A practical, year‑round guide to planning family dinners, offering weekly menus arranged for four weeks each month and tailored to seasonal ingredients and the average American market. The author emphasizes variety, economy, and the tasteful reuse of leftovers, providing techniques for stretching meats and transforming cold cuts, crumbs, gravies, and other odds‑and‑ends into attractive meals. Guidance includes larder and refrigerator management, balancing thrift with hospitality, and simplifying company dinners so everyday good cooking will suffice for entertaining. The tone is instructional and focused on achieving consistent, well‑cooked meals without waste or extravagance.

Giblet Soup.

Clean and cut the giblets of your fowls into three pieces each. Stew tender in a pint of water. Take the cake of fat from the broth set by yesterday. Put a half cupful aside for your macaroni sauce. Warm the rest and strain out the bones, etc. Return to the fire, boil up and skim, chop the giblets fine and put them in with the water in which they were boiled. Simmer a quarter of an hour; stir in half a cupful of fine, dry bread-crumbs. Season, if necessary; boil ten minutes longer, stirring often, and pour out.

Smothered Chickens.

Prepare the chickens as for broiling, splitting each down the back. Lay flat in a dripping-pan, pour a cupful of boiling water upon them; set in the oven and invert another pan over them, so as to cover them tightly. Roast half an hour, lift the cover and baste freely with butter. In ten minutes more, baste with gravy from the dripping-pan. In five more, with melted butter—abundantly—going all over the fowls. Keeping the chickens covered except while basting them, increase the heat, until you ascertain, by testing with a fork, that they are done. They should be coffee-colored all over, rather than brown. Dish, salt and pepper them; cover while you thicken the gravy with browned flour, adding a little hot water, pepper, salt, and chopped parsley. Boil up; put a few spoonfuls over the chickens—the rest in a gravy tureen.

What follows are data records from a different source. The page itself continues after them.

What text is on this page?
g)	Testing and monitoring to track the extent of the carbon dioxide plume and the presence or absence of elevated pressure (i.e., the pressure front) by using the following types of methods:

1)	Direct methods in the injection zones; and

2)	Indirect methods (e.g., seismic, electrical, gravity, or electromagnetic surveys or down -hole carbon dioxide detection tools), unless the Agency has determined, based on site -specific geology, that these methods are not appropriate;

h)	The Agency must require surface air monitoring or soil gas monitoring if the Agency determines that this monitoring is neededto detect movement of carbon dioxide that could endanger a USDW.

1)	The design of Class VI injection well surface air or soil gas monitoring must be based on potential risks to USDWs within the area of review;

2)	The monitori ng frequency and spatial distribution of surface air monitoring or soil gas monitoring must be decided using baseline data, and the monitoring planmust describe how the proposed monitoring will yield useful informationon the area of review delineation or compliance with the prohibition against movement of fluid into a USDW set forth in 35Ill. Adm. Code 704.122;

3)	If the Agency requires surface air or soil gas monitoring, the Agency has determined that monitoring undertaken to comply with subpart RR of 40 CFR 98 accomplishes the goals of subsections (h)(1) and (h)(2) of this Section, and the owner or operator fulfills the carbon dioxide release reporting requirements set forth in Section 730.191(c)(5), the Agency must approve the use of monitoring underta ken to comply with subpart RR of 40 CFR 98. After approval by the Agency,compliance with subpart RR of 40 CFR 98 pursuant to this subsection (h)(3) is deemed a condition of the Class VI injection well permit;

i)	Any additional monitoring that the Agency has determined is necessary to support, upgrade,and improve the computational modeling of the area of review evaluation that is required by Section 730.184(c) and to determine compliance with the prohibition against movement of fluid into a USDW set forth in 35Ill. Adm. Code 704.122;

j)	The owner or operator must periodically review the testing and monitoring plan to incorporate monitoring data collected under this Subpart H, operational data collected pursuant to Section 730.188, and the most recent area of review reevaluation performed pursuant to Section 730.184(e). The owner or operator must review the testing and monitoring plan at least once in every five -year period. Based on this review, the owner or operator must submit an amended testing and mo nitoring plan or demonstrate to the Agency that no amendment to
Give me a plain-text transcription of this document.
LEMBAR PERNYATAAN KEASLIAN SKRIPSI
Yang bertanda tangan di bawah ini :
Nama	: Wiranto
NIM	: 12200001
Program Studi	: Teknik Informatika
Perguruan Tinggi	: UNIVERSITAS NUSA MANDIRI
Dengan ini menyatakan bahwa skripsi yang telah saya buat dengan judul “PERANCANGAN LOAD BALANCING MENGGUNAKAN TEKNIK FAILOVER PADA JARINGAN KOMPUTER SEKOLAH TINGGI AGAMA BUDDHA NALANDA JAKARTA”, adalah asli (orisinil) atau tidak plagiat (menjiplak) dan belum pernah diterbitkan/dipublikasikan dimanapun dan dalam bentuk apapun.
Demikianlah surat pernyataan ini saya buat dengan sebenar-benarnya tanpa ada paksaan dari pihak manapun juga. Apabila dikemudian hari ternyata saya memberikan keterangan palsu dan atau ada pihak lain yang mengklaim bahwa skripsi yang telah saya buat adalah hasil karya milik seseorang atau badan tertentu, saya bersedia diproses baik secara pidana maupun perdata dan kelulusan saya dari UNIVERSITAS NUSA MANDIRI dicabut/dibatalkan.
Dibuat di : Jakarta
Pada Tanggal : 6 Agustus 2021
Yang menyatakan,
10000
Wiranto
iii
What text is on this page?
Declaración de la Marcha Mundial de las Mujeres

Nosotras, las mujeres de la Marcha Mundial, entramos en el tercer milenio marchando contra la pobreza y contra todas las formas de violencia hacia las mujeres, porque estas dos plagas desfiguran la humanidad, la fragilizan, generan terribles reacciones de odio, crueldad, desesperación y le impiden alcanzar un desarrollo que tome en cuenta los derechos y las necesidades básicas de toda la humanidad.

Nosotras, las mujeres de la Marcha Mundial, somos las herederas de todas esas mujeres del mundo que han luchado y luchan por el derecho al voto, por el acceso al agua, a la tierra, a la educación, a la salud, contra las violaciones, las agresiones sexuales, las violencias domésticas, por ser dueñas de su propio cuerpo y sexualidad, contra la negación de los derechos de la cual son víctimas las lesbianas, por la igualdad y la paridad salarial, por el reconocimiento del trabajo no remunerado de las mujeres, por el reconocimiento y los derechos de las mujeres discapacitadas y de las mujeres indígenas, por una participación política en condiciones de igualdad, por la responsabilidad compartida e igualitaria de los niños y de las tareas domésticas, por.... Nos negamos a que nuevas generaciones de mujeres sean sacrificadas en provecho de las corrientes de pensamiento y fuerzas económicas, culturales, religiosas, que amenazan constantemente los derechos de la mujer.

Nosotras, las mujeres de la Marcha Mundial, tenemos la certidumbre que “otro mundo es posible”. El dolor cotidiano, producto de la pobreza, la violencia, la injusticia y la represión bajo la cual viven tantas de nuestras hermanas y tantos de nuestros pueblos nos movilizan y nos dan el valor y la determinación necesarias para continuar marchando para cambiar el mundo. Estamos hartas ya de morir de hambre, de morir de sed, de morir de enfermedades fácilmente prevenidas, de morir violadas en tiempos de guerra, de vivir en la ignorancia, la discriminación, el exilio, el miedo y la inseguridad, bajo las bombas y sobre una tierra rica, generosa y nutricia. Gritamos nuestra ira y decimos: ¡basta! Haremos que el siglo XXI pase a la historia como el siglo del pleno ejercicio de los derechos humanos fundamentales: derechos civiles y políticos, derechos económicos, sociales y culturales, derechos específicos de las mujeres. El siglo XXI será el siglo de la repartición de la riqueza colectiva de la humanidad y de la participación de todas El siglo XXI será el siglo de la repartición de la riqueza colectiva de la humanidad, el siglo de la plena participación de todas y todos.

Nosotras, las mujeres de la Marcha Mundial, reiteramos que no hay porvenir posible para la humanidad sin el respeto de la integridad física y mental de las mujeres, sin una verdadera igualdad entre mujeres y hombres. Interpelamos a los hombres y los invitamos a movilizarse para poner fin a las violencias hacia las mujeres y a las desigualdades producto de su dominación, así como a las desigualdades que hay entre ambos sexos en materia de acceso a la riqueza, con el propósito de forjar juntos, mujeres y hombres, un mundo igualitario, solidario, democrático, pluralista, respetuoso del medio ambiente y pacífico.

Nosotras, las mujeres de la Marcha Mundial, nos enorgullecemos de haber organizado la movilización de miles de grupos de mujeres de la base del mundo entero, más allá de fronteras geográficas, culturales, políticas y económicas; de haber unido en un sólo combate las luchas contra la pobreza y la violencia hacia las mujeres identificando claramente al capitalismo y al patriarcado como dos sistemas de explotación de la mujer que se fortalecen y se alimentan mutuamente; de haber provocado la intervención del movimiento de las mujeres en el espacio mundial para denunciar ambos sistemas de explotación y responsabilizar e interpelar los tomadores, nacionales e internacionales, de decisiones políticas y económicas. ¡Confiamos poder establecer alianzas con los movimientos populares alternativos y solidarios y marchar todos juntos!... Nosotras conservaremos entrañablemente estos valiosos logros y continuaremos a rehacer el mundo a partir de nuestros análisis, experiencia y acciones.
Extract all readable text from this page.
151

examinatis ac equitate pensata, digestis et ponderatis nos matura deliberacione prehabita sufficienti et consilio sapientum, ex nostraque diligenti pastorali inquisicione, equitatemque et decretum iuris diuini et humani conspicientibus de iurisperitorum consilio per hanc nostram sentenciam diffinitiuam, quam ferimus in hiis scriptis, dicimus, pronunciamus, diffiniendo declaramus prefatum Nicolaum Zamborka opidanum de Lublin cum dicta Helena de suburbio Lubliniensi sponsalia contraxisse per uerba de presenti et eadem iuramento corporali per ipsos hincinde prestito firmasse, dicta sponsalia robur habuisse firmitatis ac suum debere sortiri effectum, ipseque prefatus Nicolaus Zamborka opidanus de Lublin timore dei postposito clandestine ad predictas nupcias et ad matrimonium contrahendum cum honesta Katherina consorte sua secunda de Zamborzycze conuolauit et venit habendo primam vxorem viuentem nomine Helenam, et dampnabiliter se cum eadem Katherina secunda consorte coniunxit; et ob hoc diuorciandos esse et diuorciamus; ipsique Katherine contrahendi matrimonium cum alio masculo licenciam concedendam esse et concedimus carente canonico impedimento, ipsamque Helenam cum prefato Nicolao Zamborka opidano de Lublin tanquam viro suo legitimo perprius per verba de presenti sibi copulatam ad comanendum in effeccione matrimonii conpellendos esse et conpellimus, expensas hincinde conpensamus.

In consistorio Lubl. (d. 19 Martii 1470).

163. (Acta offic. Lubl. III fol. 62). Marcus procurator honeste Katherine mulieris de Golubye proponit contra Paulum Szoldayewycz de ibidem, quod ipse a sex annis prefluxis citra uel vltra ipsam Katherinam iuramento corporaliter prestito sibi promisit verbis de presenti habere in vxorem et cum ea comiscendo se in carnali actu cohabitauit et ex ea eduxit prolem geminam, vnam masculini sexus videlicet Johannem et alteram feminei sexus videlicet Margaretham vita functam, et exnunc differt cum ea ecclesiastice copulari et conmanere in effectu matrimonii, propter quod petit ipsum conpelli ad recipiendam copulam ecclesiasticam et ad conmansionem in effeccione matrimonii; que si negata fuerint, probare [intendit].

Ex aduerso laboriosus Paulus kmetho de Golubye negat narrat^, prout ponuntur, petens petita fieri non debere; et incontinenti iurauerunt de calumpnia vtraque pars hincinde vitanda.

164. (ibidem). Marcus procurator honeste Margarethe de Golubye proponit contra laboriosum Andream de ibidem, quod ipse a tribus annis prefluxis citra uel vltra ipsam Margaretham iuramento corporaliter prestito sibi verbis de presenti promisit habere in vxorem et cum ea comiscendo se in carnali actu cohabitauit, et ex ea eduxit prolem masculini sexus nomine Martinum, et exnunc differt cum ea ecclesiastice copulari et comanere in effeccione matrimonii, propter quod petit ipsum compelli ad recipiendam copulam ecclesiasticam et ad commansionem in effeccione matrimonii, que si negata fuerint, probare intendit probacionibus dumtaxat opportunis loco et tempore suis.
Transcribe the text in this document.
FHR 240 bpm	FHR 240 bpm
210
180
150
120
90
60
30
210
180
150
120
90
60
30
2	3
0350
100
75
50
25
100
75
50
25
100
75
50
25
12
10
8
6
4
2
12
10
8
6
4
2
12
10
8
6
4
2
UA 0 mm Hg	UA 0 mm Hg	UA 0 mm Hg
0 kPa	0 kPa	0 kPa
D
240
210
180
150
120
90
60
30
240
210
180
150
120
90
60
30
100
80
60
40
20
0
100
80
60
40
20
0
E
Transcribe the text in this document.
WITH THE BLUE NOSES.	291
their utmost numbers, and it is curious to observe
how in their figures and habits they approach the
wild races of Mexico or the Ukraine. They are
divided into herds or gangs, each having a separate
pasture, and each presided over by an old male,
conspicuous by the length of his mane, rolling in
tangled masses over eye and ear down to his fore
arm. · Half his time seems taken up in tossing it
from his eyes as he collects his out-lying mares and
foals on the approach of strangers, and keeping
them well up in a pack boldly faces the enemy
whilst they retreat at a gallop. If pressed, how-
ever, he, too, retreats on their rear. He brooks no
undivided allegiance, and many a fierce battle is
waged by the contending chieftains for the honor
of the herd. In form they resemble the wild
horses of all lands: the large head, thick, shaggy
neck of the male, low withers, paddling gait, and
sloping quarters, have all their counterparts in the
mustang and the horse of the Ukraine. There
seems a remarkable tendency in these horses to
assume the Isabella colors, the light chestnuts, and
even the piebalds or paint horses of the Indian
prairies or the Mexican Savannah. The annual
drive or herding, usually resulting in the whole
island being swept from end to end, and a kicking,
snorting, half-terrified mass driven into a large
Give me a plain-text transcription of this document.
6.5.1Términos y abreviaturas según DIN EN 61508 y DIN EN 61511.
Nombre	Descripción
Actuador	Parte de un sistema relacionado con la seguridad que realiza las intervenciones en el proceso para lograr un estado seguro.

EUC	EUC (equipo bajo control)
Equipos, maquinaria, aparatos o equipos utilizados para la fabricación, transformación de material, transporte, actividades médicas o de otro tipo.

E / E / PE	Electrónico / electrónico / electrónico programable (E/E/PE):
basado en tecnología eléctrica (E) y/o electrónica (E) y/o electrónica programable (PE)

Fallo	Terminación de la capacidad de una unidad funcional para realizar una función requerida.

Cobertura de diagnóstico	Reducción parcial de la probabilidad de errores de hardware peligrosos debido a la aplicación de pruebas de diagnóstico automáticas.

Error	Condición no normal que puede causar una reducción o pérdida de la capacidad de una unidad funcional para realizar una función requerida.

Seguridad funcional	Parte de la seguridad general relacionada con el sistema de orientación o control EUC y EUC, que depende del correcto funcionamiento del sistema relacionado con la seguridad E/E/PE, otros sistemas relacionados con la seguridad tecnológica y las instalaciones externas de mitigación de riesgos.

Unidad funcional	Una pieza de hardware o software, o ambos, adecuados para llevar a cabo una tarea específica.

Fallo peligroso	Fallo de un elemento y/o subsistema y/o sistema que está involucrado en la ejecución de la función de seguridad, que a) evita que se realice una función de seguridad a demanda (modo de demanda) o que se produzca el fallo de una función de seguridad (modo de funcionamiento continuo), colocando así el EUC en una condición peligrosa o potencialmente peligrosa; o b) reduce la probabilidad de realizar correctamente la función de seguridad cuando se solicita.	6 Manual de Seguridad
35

They are extremely nice, if faithfully basted.

Macaroni with Tomato Sauce.

Break half a pound of macaroni into inch lengths. Cover with salted boiling water, and cook twenty minutes, or until tender. Have ready a sauce prepared as follows: open a can of tomatoes; take out half the contents and cut up very small. Add, with pepper and salt, and a little minced onion, to the half cup of broth reserved for this purpose, and stew together twenty minutes. Put the macaroni into a deep dish, stir well into it a large tablespoonful of butter. Add to the sauce two great spoonfuls grated cheese; boil once and strain over the macaroni, loosening the latter with a fork that the sauce may penetrate. Serve hot.

Potato Chips.

Peel and slice, round, some fine potatoes. Lay in cold water for one hour. Dry by laying them upon a dry towel and pressing with another. Fry in salted lard, quickly, to a delicate brown. Take out as soon as they are done; shake briskly in a hot colander to free them from fat, and send to table in a deep dish—uncovered—lined with a napkin.

Apple Cake.

  • 2 cups of powdered sugar.
  • 3 even cups of prepared flour.
  • ½ cup of corn-starch, wet up with a little milk.
  • ½ cup of butter, rubbed to a cream with the sugar.
  • ½ cup of sweet milk.
  • The whites of 6 eggs whipped stiff.

Add the milk to the creamed butter and sugar; then the corn-starch, lastly the flour and whites alternately. Bake in greased jelly-cake tins.

Filling.

  • 3 tart pippins, grated.
  • 1 beaten egg.
  • 1 cup of sugar.
  • Juice and grated peel of one lemon.

Beat sugar, egg, and lemon together. Grate the apples into this mixture. Put into a farina-kettle and stir until it boils. Cool before putting between the cakes.

Coffee

May to-day be passed with the cake.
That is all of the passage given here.